EP 545: How to build reliable AI agents for mission-critical tasks
🎯 Summary
Summary of Everyday AI Podcast Episode: Building Reliable Agentic AI for Mission-Critical Tasks
This episode of the Everyday AI Show, featuring Yash Sheth, Co-founder and COO of Galileo, focused on the urgent industry sprint toward agentic AI and the critical, yet undefined, playbook for ensuring these agents are reliable and trustworthy for mission-critical enterprise tasks.
1. Main Narrative Arc and Key Discussion Points
The conversation established that while the excitement around AI agents is high—driven by the potential for end-to-end automation without a human in the loop—the industry lacks a standardized playbook. The core challenge discussed was bridging the gap between powerful Large Language Models (LLMs) and deploying them reliably in enterprise systems that handle sensitive, dynamic data and real-world actions. The discussion moved from defining agents versus chatbots to examining current enterprise adoption, and finally, focusing on the necessary foundations for reliability (testing and evaluation) before scaling to multi-agent systems.
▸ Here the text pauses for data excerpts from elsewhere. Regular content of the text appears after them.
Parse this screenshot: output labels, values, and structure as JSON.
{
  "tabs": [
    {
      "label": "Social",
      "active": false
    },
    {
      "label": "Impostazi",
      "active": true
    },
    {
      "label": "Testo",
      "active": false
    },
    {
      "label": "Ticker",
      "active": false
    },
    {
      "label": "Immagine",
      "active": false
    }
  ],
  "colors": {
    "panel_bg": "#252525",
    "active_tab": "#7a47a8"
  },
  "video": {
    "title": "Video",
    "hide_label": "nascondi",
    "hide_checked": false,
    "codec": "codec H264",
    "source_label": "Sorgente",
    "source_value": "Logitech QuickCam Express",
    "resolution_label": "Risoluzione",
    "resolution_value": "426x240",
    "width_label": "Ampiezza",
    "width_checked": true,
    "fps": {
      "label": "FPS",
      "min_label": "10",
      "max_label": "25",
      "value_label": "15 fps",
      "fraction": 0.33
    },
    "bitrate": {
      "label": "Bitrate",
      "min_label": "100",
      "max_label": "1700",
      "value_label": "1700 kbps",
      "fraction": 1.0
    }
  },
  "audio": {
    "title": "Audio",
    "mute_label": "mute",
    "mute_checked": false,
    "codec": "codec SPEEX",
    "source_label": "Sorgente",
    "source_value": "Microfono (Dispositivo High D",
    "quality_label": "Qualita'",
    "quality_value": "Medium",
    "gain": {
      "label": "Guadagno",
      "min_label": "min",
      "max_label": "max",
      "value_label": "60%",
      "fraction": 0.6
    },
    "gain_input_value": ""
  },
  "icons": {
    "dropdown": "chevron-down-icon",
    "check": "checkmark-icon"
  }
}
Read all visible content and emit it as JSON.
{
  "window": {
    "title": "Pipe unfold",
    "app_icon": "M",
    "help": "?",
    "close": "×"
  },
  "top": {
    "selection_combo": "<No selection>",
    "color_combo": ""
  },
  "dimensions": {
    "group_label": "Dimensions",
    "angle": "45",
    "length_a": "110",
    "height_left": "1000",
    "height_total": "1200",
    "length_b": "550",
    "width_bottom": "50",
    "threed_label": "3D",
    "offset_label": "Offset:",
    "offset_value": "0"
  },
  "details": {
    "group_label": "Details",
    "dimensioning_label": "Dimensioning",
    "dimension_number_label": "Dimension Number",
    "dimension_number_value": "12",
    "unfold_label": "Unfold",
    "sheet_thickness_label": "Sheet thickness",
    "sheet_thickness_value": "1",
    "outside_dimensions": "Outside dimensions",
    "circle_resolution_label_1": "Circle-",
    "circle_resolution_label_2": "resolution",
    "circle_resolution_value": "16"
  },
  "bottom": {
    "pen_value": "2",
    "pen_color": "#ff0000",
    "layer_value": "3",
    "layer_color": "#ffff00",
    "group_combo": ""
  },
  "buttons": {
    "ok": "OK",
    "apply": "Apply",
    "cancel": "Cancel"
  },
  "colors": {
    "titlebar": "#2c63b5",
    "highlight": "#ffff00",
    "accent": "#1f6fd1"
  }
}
2. Major Topics, Themes, and Subject Areas Covered
- Agentic AI Implementation: The current race by businesses to implement agentic workflows.
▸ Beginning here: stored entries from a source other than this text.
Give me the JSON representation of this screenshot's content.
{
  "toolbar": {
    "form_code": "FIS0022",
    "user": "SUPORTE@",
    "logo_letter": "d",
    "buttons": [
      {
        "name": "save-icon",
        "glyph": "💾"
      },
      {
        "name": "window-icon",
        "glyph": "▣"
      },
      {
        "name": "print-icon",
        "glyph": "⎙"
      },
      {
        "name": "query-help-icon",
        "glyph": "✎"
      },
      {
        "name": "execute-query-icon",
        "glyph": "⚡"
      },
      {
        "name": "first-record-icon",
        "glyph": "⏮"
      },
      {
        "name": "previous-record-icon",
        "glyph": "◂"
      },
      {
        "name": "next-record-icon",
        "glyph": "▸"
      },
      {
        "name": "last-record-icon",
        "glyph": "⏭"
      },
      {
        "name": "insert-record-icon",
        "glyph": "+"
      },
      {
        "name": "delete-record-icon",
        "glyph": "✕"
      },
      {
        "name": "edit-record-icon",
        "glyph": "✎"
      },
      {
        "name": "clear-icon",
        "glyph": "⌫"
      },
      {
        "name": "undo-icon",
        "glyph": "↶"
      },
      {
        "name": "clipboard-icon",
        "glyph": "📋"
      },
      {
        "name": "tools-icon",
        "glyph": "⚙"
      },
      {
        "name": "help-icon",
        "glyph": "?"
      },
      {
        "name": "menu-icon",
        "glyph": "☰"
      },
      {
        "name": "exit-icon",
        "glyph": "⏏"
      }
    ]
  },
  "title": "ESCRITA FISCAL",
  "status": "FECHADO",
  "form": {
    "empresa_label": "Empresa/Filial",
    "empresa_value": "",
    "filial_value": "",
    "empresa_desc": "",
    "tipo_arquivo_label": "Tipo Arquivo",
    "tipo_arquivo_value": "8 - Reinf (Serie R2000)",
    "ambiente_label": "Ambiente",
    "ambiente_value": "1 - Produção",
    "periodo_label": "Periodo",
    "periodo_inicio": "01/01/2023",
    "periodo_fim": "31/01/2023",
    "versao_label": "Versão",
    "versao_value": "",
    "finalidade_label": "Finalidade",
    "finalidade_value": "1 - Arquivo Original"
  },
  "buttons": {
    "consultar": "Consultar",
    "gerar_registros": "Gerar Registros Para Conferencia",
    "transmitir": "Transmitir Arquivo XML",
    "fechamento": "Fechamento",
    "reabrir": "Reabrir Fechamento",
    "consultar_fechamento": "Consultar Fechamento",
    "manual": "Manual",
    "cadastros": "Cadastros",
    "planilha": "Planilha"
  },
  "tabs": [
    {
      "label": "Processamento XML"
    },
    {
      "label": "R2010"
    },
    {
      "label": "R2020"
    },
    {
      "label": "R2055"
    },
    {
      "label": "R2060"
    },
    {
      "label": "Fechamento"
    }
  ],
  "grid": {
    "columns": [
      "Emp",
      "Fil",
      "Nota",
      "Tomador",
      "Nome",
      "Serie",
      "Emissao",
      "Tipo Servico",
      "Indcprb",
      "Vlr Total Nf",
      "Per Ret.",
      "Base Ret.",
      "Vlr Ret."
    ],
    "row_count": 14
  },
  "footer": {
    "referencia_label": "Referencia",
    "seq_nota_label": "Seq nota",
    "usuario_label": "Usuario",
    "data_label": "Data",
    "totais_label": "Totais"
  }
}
- Reliability and Trust: The paramount importance of trust and reliability for agents operating on mission-critical tasks.
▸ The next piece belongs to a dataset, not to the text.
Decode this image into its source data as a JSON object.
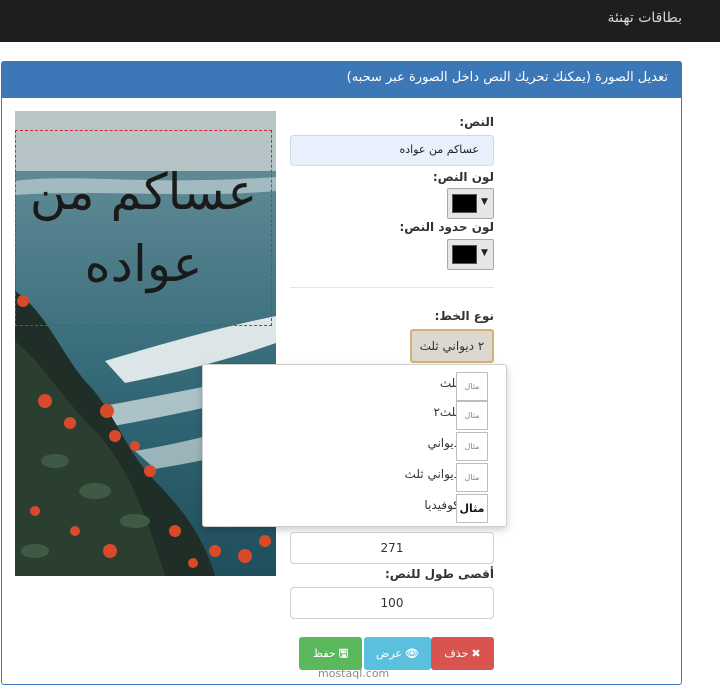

- Enterprise Adoption Curve: The “crawl, walk, run” analogy for AI adoption, where current chatbot deployments are the “crawl,” productionized agents are the “walk,” and multi-agent systems are the “run.”
- Agent Definition: Distinguishing agents (which involve planning, action, and feedback/deflection loops) from traditional chatbots (which typically end with an answer).
- Multi-Agent Systems: The future architecture involving small, specialized agents communicating to complete complex workflows (e.g., travel planning, supply chain management).
3. Technical Concepts, Methodologies, or Frameworks Discussed
- Non-Deterministic Software: The fundamental shift enterprises must adapt to, as agents introduce variability that traditional deterministic software did not have.
- Test-Driven Development (TDD) for Agents: The necessity of applying software engineering best practices, specifically creating unit tests and integration tests (evals) tailored to the agent’s specific use case and expected metrics.
- Agent Evals: The process of creating high-quality evaluations that go beyond standard LLM benchmarks and focus on tool selection quality and action correctness.
- Tool Calling/MCP: Mention of the Model Communication Protocol (MCP) and Google’s A2A protocol as emerging standards simplifying how agents interact with tools and each other.
- Galileo Agent Leaderboard: A practical tool showcasing real-world LLM performance across agentic prototypes using specific datasets focused on tool selection quality.
4. Business Implications and Strategic Insights
- ROI Extraction: Agents are the key to unlocking the true Return on Investment (ROI) from LLMs by automating workflows beyond simple assistance.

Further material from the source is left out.